The team aimed to reconstruct the 3D scene observed by a person using monocular image sequences captured from a fixed camera position.
They identified some challenges including the inherent noise in cornea localization, the complexity of iris textures, and the low-resolution nature of the captured reflections in each image. To address these challenges, the researchers followed three main steps:
- Cornea pose estimation (it estimates the location and orientation of the cornea for each image)
- Radiance field reconstruction (it reconstructs the radiance field of the scene)
- Iris texture refinement (it refines the iris texture)
Step 2 (the radiance field reconstruction) is detailed in the picture below:
The light rays coming from the camera hit the cornea and bounce off the eye instead of going straight from the camera to the scene. This is because the eye acts like a mirror that reflects the scene.
The bounced light rays have a different origin and direction (eye) than the original ones (camera), so they have to be adjusted. At the same time, the iris texture can interfere with the reflected scene and has to be separated.
To solve this problem, the team trained two neural networks:the eye texture field (for the iris texture) and the radiance field (for the reflected scene).
The eye texture field is a neural network that learns the iris pattern from the eye image. It takes the projection of the bounced light ray origin on the eye coordinate system and outputs an estimated eye texture. The network is trained to reconstruct the iris part of the eye image while ensuring smoothness and consistency of the iris texture across various images.
The radiance field is a neural network that uses a ray tracing technique (how light rays bounce off the eye and enter the camera). It learns the color and density of each point in the scene based on the light rays that pass through it. The output (a vector with color and density) helps to reconstruct the image through volumetric rendering.
There are two loss functions used to train the eye texture field network:
- Lrecon: This loss function compares the reconstructed eye image with the original image. It measures the pixel-wise difference between the two images and penalizes any errors or inconsistencies. The lower the value of Lrecon, the better the quality of the reconstructed eye image.

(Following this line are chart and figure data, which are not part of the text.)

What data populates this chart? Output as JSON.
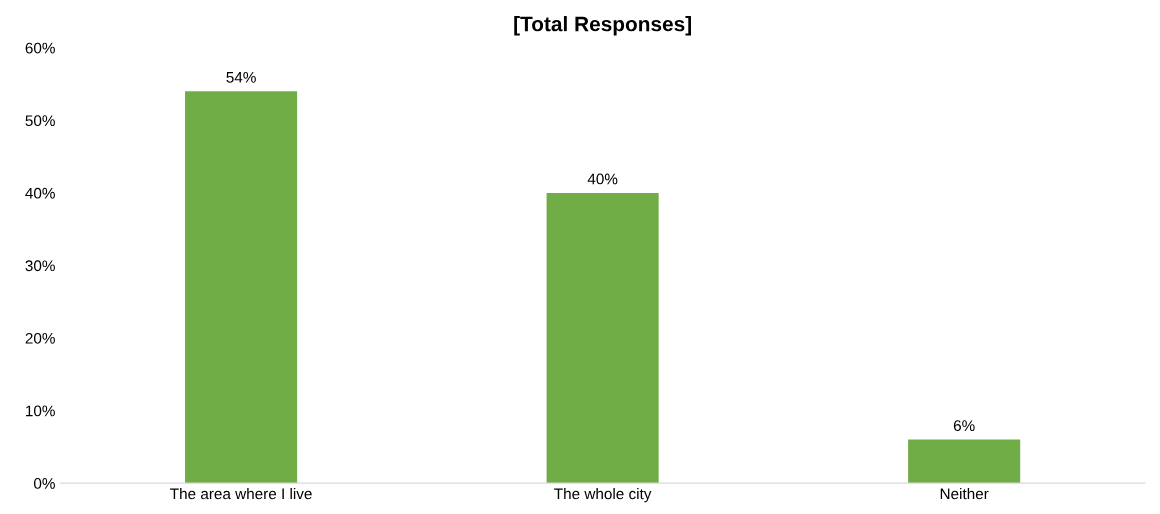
{
  "chart_data": {
    "type": "bar",
    "title": "[Total Responses]",
    "categories": [
      "The area where I live",
      "The whole city",
      "Neither"
    ],
    "values": [
      54,
      40,
      6
    ],
    "value_labels": [
      "54%",
      "40%",
      "6%"
    ],
    "color": "#70ad47",
    "ylim": [
      0,
      60
    ],
    "yticks": [
      {
        "value": 0,
        "label": "0%"
      },
      {
        "value": 10,
        "label": "10%"
      },
      {
        "value": 20,
        "label": "20%"
      },
      {
        "value": 30,
        "label": "30%"
      },
      {
        "value": 40,
        "label": "40%"
      },
      {
        "value": 50,
        "label": "50%"
      },
      {
        "value": 60,
        "label": "60%"
      }
    ],
    "grid": false,
    "legend": false
  }
}
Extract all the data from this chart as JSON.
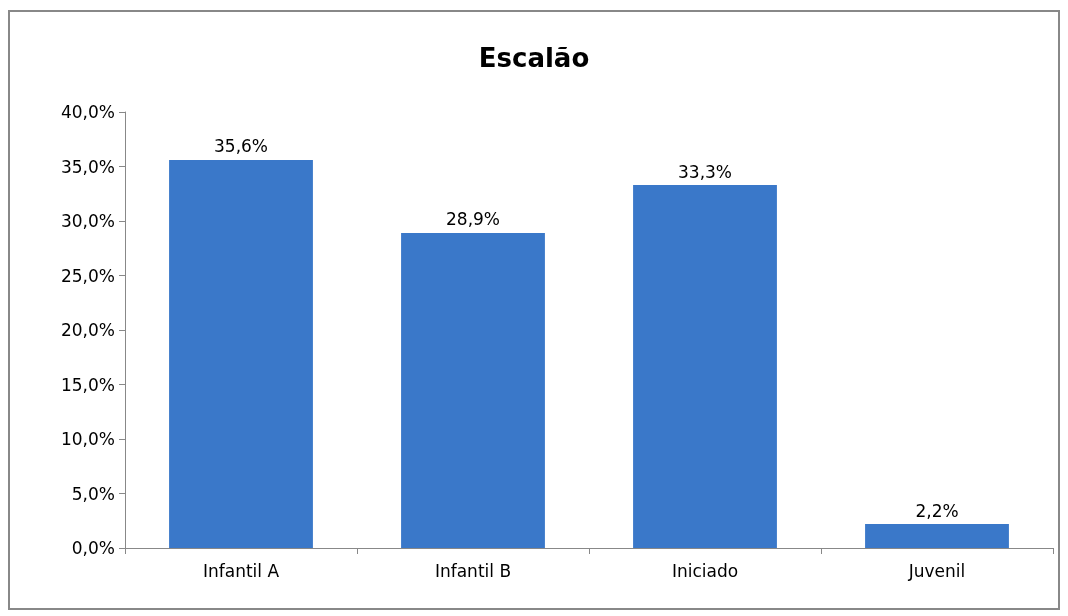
{
  "chart_data": {
    "type": "bar",
    "title": "Escalão",
    "categories": [
      "Infantil A",
      "Infantil B",
      "Iniciado",
      "Juvenil"
    ],
    "values": [
      35.6,
      28.9,
      33.3,
      2.2
    ],
    "value_labels": [
      "35,6%",
      "28,9%",
      "33,3%",
      "2,2%"
    ],
    "color": "#3a78c9",
    "ylim": [
      0,
      40
    ],
    "yticks": [
      {
        "value": 0,
        "label": "0,0%"
      },
      {
        "value": 5,
        "label": "5,0%"
      },
      {
        "value": 10,
        "label": "10,0%"
      },
      {
        "value": 15,
        "label": "15,0%"
      },
      {
        "value": 20,
        "label": "20,0%"
      },
      {
        "value": 25,
        "label": "25,0%"
      },
      {
        "value": 30,
        "label": "30,0%"
      },
      {
        "value": 35,
        "label": "35,0%"
      },
      {
        "value": 40,
        "label": "40,0%"
      }
    ],
    "grid": false
  }
}
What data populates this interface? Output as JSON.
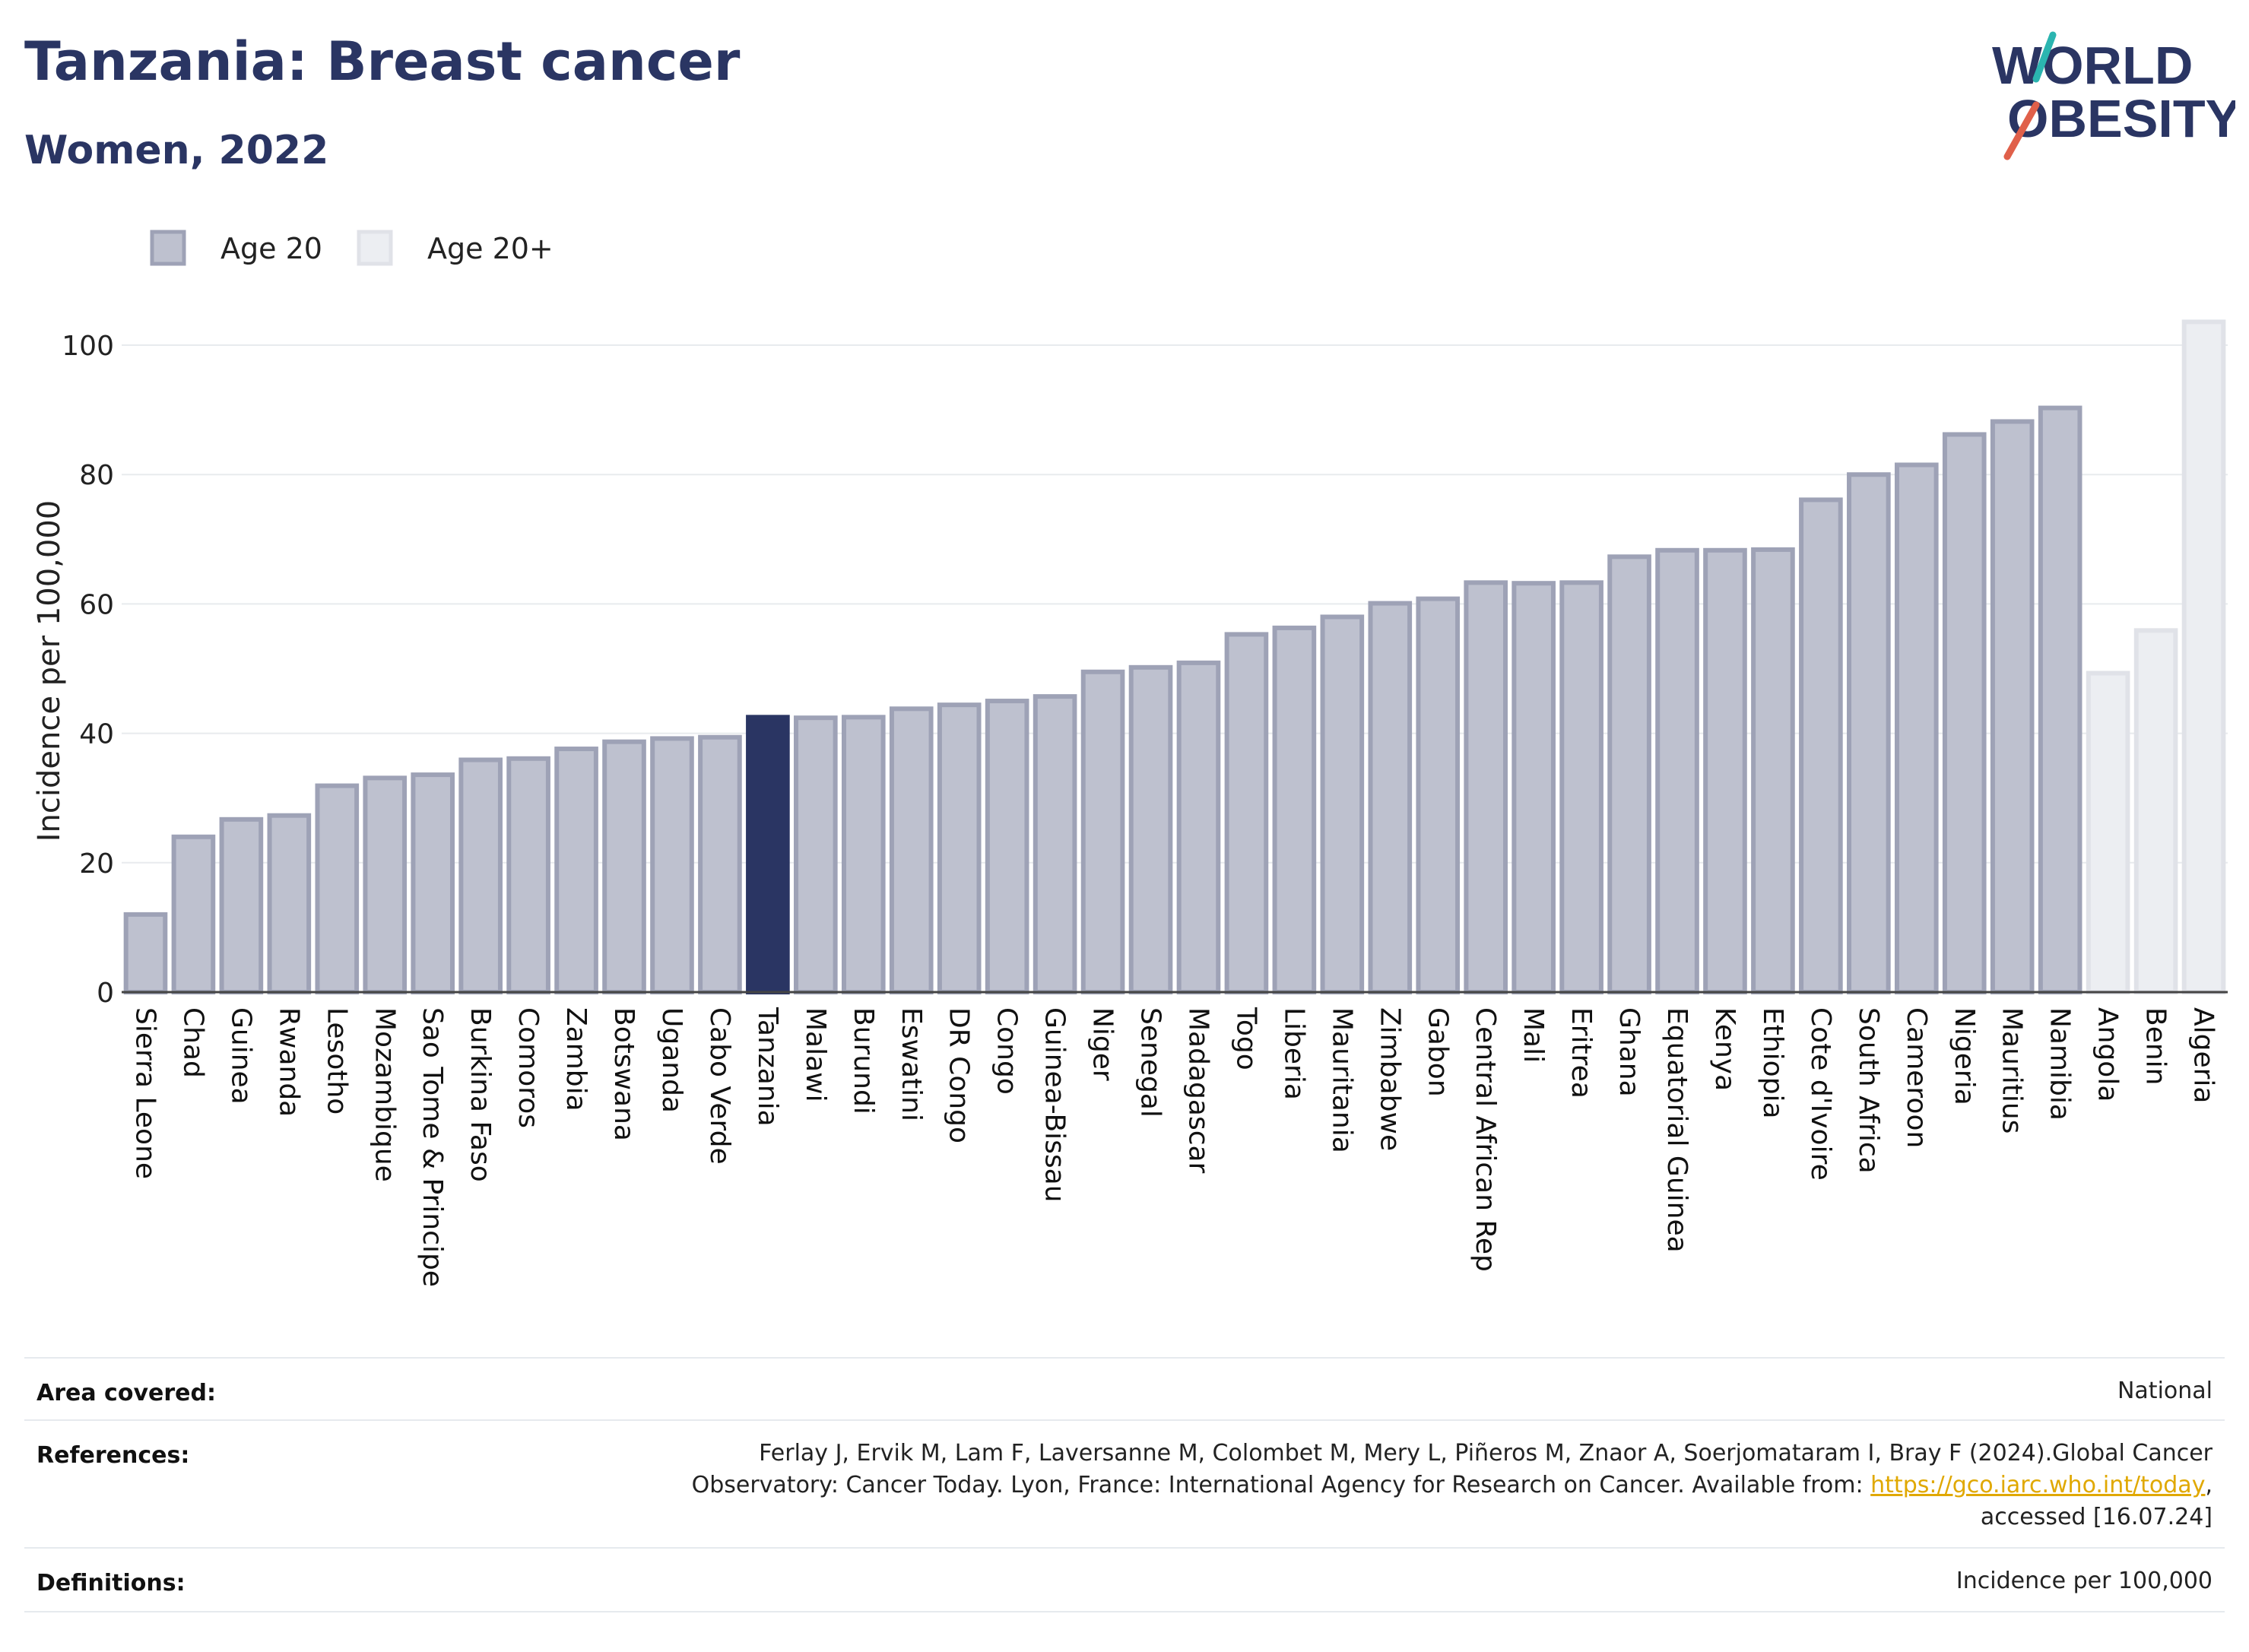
{
  "header": {
    "title": "Tanzania: Breast cancer",
    "subtitle": "Women, 2022",
    "logo_line1": "WORLD",
    "logo_line2": "OBESITY"
  },
  "chart_data": {
    "type": "bar",
    "xlabel": "",
    "ylabel": "Incidence per 100,000",
    "ylim": [
      0,
      104
    ],
    "yticks": [
      0,
      20,
      40,
      60,
      80,
      100
    ],
    "grid": true,
    "legend_position": "top-left",
    "legend": [
      {
        "name": "Age 20",
        "color": "#bec1cf",
        "border": "#9ea2b6"
      },
      {
        "name": "Age 20+",
        "color": "#eceef2",
        "border": "#e0e2e8"
      }
    ],
    "highlight": "Tanzania",
    "colors": {
      "age20": "#bec1cf",
      "age20_border": "#9ea2b6",
      "age20plus": "#eceef2",
      "age20plus_border": "#e0e2e8",
      "highlight": "#2a3563",
      "grid": "#e8ebee",
      "axis": "#444444"
    },
    "categories": [
      "Sierra Leone",
      "Chad",
      "Guinea",
      "Rwanda",
      "Lesotho",
      "Mozambique",
      "Sao Tome & Principe",
      "Burkina Faso",
      "Comoros",
      "Zambia",
      "Botswana",
      "Uganda",
      "Cabo Verde",
      "Tanzania",
      "Malawi",
      "Burundi",
      "Eswatini",
      "DR Congo",
      "Congo",
      "Guinea-Bissau",
      "Niger",
      "Senegal",
      "Madagascar",
      "Togo",
      "Liberia",
      "Mauritania",
      "Zimbabwe",
      "Gabon",
      "Central African Rep",
      "Mali",
      "Eritrea",
      "Ghana",
      "Equatorial Guinea",
      "Kenya",
      "Ethiopia",
      "Cote d'Ivoire",
      "South Africa",
      "Cameroon",
      "Nigeria",
      "Mauritius",
      "Namibia",
      "Angola",
      "Benin",
      "Algeria"
    ],
    "values": [
      12.0,
      24.0,
      26.7,
      27.3,
      31.9,
      33.1,
      33.6,
      35.9,
      36.1,
      37.6,
      38.7,
      39.2,
      39.4,
      42.5,
      42.4,
      42.5,
      43.8,
      44.4,
      45.0,
      45.7,
      49.5,
      50.2,
      50.9,
      55.3,
      56.3,
      58.0,
      60.1,
      60.8,
      63.3,
      63.2,
      63.3,
      67.3,
      68.3,
      68.3,
      68.4,
      76.1,
      80.0,
      81.5,
      86.2,
      88.2,
      90.3,
      49.3,
      55.9,
      103.6
    ],
    "groups": [
      "Age 20",
      "Age 20",
      "Age 20",
      "Age 20",
      "Age 20",
      "Age 20",
      "Age 20",
      "Age 20",
      "Age 20",
      "Age 20",
      "Age 20",
      "Age 20",
      "Age 20",
      "Age 20",
      "Age 20",
      "Age 20",
      "Age 20",
      "Age 20",
      "Age 20",
      "Age 20",
      "Age 20",
      "Age 20",
      "Age 20",
      "Age 20",
      "Age 20",
      "Age 20",
      "Age 20",
      "Age 20",
      "Age 20",
      "Age 20",
      "Age 20",
      "Age 20",
      "Age 20",
      "Age 20",
      "Age 20",
      "Age 20",
      "Age 20",
      "Age 20",
      "Age 20",
      "Age 20",
      "Age 20",
      "Age 20+",
      "Age 20+",
      "Age 20+"
    ]
  },
  "footer": {
    "area_label": "Area covered:",
    "area_value": "National",
    "references_label": "References:",
    "references_line1": "Ferlay J, Ervik M, Lam F, Laversanne M, Colombet M, Mery L, Piñeros M, Znaor A, Soerjomataram I, Bray F (2024).Global Cancer",
    "references_line2_pre": "Observatory: Cancer Today. Lyon, France: International Agency for Research on Cancer. Available from: ",
    "references_link": "https://gco.iarc.who.int/today",
    "references_line2_post": ",",
    "references_line3": "accessed [16.07.24]",
    "definitions_label": "Definitions:",
    "definitions_value": "Incidence per 100,000"
  }
}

- Lradial: This is a way of making sure that the eye texture (the iris pattern) looks smooth and consistent across different images. Lradial helps to avoid mixing up the eye texture and the reflected scene.
The outputs of the two neural networks are blended to reconstruct the cornea image.
The training data in this research consists of both synthetic data and real-world data.
The authors train two networks in their method: a cornea pose estimation network and a radiance field reconstruction network.
- The cornea pose estimation network is trained on synthetic data generated by rendering realistic eye images with different eye colors, head poses, and scene reflections.
- The radiance field reconstruction network is trained on real-world data collected by capturing portrait images of 10 subjects with different eye colors and skin tones in indoor and outdoor environments.
The authors tested their method on synthetic and real-world eye images that contain scene reflections. They used a synthetic dataset of an indoor scene with a realistic eye model, a real-world setup with multiple objects, and a DSLR camera.
They showed that it has the ability to manage different eye colors and lighting conditions, and can withstand certain imperfections in the cornea and camera positions without a substantial decrease in the quality of reconstruction.
This research shows us that the human eye is a source of information about the world that we usually ignore or miss, but it can reveal more about the 3D scenes beyond the camera’s line of sight.